Il guerriero Henry moore
Il guerriero

In realtà poi Il guerriero è tornato ad abitare sulle rive dell’Arno, perché nel corso degli anni è diventato di proprietà del British Institute of Florence ed è stato collocato nel primo chiostro della Basilica di Santa Croce, anche se non certo in una posizione da protagonista. Fu più lungimirante la città di Prato, che invece un’opera di Henry Moore la comprò al termine della mostra per collocarla nella centrale piazza San Marco. Chissà cosa avrà pensato Moore, all’epoca, e chissà cosa penserebbe oggi di Firenze, se tornasse a guardarla dall’alto del Forte Belvedere. “Che penserebbe?
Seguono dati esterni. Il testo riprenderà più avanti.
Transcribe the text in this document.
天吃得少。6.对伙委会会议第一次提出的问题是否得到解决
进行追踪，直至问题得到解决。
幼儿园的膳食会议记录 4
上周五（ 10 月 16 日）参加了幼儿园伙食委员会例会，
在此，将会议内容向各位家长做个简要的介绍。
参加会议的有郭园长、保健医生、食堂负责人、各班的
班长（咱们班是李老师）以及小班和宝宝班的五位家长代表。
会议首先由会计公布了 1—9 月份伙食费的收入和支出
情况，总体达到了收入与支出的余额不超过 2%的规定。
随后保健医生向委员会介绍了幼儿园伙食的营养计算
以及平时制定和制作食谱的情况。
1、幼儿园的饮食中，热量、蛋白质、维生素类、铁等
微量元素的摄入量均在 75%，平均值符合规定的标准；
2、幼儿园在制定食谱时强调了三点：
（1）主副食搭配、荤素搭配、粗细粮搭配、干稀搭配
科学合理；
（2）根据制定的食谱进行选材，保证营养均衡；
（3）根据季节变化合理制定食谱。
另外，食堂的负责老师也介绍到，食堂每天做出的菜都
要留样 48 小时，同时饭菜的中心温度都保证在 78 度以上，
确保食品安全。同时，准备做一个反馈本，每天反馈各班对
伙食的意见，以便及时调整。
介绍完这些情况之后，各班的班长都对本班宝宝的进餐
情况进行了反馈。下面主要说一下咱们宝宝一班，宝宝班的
Glielo dico io – chiosa Natali –. V’ho lasciato cinquant’anni fa, ma non siete cambiati per nulla”.

La mostra su Henry Moore al Museo Novecento di Firenze

A quasi cinquant’anni (era il 1972) dalla memorabile mostra al Forte di Belvedere che vide protagonista il maestro della scultura inglese, il Museo Novecento decide di rendergli omaggio con Il disegno dello scultore. Henry Moore, mostra curata da Sergio Risaliti, direttore artistico del Museo Novecento, e Sebastiano Barassi, direttore della Henry Moore Collections and Exhibitions.

La mostra, organizzata in collaborazione con la Henry Moore Foundation, dal 18 gennaio 2021 al 18 luglio 2021 (pandemia permettendo) vede il museo fiorentino ospitare una corposa selezione di disegni (circa settanta), assieme a grafiche e sculture. Questo luogo d’arte è infatti tra i musei di Firenze aperti in zona gialla (qui gli orari).

“Questa mostra è motivo di vanto e di immensa soddisfazione – ha detto Sergio Risaliti –. Il disegno dello scultore. Henry Moore vuole essere un dono alla città che ha sofferto una crisi drammatica e che sta uscendo a fatica ma con coraggio e orgoglio da questa situazione così difficile”.